San Francisco – A $400 million mixed-use redevelopment plan that included building a new cruise ship terminal south of the Bay Bridge, which connects San Francisco to Oakland, had been stalled for years until one of the phases, a 22-story condominium, opened this year.

The $95 million, 136-unit building known as The Watermark is part of a plan that, by 2012, is also expected to include luxury office space, shops, restaurants and the new Brannan Street Wharf.

The project was built on the Embarcadero waterfront. “Most of the other residential projects are a few blocks from here,” said Paul Odmundson, project director and managing representative for project developer San Francisco Cruise Terminal, LLC (SFCT), which is managing the entire redevelopment plan. The company is a joint venture between Lend Lease Corp. and Mapletree Investments, an investment arm of the Singapore government.

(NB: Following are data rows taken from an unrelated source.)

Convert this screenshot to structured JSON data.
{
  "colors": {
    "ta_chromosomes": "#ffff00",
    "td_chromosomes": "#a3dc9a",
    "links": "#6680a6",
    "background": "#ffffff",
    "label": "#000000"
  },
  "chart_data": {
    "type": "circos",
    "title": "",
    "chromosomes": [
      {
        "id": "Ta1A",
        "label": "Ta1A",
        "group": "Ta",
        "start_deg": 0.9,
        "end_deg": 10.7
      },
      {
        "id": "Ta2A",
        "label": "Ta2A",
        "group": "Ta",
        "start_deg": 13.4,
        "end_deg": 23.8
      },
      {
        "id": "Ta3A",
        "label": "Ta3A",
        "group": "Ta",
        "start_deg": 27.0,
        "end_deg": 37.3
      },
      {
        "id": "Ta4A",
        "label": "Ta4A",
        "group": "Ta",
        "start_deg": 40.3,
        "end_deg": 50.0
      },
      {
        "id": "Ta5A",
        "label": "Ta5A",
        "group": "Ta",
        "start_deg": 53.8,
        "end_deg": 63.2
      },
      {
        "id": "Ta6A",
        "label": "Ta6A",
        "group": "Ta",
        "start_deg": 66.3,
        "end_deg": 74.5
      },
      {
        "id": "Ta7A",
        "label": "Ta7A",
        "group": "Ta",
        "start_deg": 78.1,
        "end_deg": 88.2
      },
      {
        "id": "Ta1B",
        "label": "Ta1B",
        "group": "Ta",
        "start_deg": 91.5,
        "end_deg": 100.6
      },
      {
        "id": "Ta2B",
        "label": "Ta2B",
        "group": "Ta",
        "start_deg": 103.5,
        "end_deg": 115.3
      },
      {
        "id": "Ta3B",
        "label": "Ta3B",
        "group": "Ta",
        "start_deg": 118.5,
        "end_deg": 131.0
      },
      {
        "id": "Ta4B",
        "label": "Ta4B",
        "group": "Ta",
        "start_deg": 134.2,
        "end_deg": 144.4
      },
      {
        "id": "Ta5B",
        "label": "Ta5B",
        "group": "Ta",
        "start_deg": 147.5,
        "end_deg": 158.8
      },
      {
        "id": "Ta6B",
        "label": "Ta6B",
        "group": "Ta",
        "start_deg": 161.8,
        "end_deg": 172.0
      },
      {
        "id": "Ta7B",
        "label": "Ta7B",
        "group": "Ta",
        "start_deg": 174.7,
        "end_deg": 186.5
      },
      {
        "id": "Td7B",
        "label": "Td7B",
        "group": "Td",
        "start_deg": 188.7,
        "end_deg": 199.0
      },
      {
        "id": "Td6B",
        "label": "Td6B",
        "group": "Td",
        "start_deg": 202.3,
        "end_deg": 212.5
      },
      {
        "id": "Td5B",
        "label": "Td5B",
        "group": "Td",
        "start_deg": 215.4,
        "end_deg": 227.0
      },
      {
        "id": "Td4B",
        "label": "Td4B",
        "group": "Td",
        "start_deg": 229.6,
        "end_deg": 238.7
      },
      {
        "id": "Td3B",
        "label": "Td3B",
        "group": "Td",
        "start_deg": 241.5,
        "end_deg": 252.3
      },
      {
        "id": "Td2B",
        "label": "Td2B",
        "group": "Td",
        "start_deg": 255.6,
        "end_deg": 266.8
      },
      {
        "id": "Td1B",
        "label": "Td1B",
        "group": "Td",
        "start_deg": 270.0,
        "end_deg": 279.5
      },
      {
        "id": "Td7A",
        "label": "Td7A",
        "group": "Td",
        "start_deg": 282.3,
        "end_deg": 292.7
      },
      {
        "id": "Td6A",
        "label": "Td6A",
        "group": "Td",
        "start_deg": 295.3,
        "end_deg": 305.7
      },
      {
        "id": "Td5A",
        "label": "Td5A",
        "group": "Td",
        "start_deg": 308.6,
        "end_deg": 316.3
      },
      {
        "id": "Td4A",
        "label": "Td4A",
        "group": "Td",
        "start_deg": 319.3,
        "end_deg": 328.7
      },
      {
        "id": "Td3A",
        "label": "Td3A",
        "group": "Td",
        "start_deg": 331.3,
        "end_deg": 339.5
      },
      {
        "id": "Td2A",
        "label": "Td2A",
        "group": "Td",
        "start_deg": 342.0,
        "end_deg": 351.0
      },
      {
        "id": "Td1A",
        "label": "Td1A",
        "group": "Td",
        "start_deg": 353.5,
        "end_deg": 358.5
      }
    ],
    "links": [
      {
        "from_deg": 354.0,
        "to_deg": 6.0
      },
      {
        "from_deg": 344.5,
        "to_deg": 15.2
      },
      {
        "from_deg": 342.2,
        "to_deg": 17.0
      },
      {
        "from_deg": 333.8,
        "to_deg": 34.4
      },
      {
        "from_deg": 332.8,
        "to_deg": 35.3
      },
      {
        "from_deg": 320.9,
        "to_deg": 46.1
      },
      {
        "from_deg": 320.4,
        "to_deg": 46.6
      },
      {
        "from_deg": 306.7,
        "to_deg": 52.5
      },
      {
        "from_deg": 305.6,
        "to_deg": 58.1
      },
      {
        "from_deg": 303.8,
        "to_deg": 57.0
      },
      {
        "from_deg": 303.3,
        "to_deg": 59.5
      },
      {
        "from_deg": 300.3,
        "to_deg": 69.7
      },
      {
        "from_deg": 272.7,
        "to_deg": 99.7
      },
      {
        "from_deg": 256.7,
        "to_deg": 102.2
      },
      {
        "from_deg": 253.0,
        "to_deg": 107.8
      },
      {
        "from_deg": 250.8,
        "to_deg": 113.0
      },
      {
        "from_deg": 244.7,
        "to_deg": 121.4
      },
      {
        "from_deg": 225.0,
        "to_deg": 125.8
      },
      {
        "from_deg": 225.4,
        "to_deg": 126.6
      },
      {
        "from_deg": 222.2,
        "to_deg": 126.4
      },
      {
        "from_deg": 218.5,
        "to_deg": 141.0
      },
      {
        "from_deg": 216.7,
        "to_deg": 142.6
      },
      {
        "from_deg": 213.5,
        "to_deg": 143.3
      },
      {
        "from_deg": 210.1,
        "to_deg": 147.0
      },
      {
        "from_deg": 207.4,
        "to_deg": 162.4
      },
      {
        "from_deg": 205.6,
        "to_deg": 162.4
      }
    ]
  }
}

“We offer unobstructed views of the water and a modern design,” he added.

Selling prices for most of the glass-faced condo units run from $700,000 for a one-bedroom, 759-square-foot unit to more than $1.7 million for a three-bedroom, 2,055-square-foot unit. The penthouses are selling for about $3 million each. Because of city requirements, 16 condos have been set aside for households earning the area median income.

Two-thirds of the units were sold at press time, according to Odmundson.

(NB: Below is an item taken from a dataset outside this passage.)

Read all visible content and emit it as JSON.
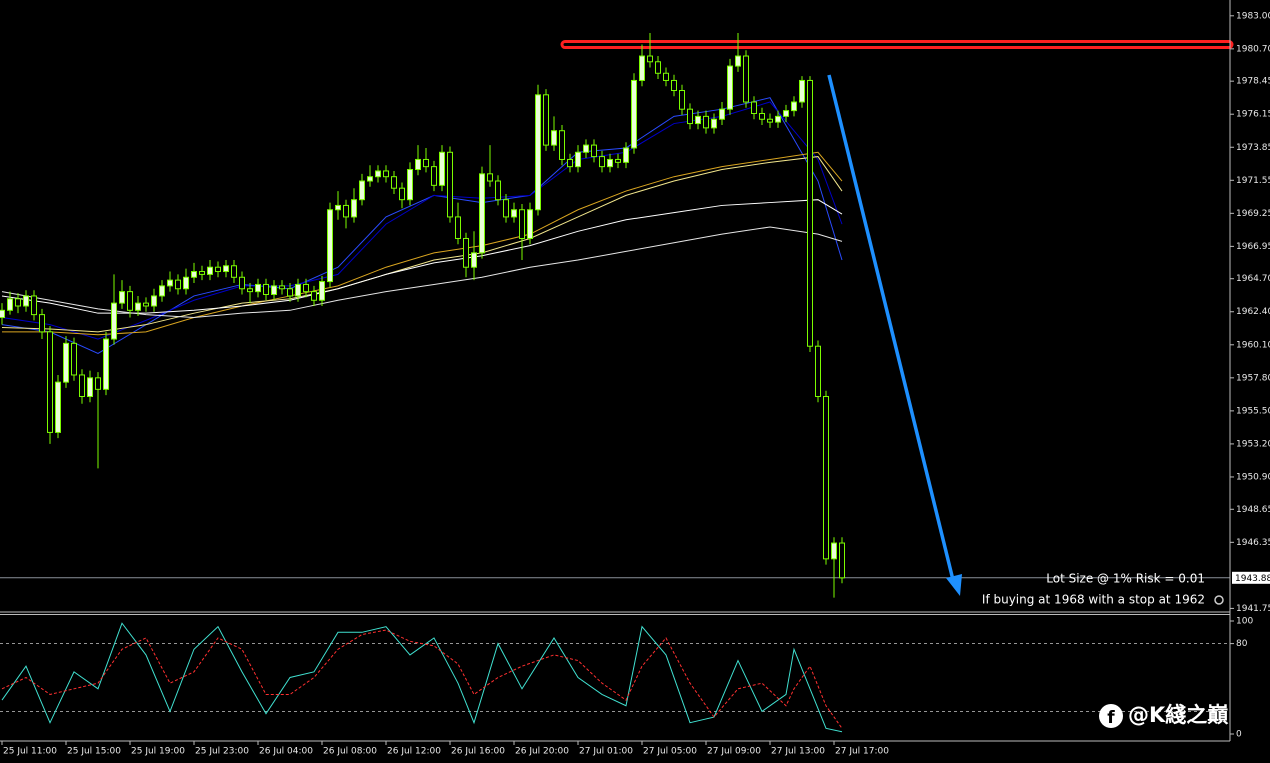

The Watermark was built to the same quality standard as luxury condo hotels downtown, like the St. Regis and Four Seasons, he added. But The Watermark targets a younger demographic; two-thirds of the buyers are full-time residents, instead of the older, vacation-home buyers that other luxury buildings have targeted.

To fund the project, HSBC Bank provided a $60 million loan at an initial floating interest rate of 4.5% based on the London InterBank Offered Rate plus 250 basis points. SFCT financed the remaining $35 million of the cost with equity.

The Watermark is conveniently located outside a MUNI public transit stop and is within walking distance of the city’s financial district.

The other phases of development are still on hold, said Odmundson. He is in the middle of pre-marketing the office space and expects high demand. Net absorption for office space was at a record high in the city last year, he said.

Odmundson hopes to reinvest the profits from condo sales to help renovate the pier.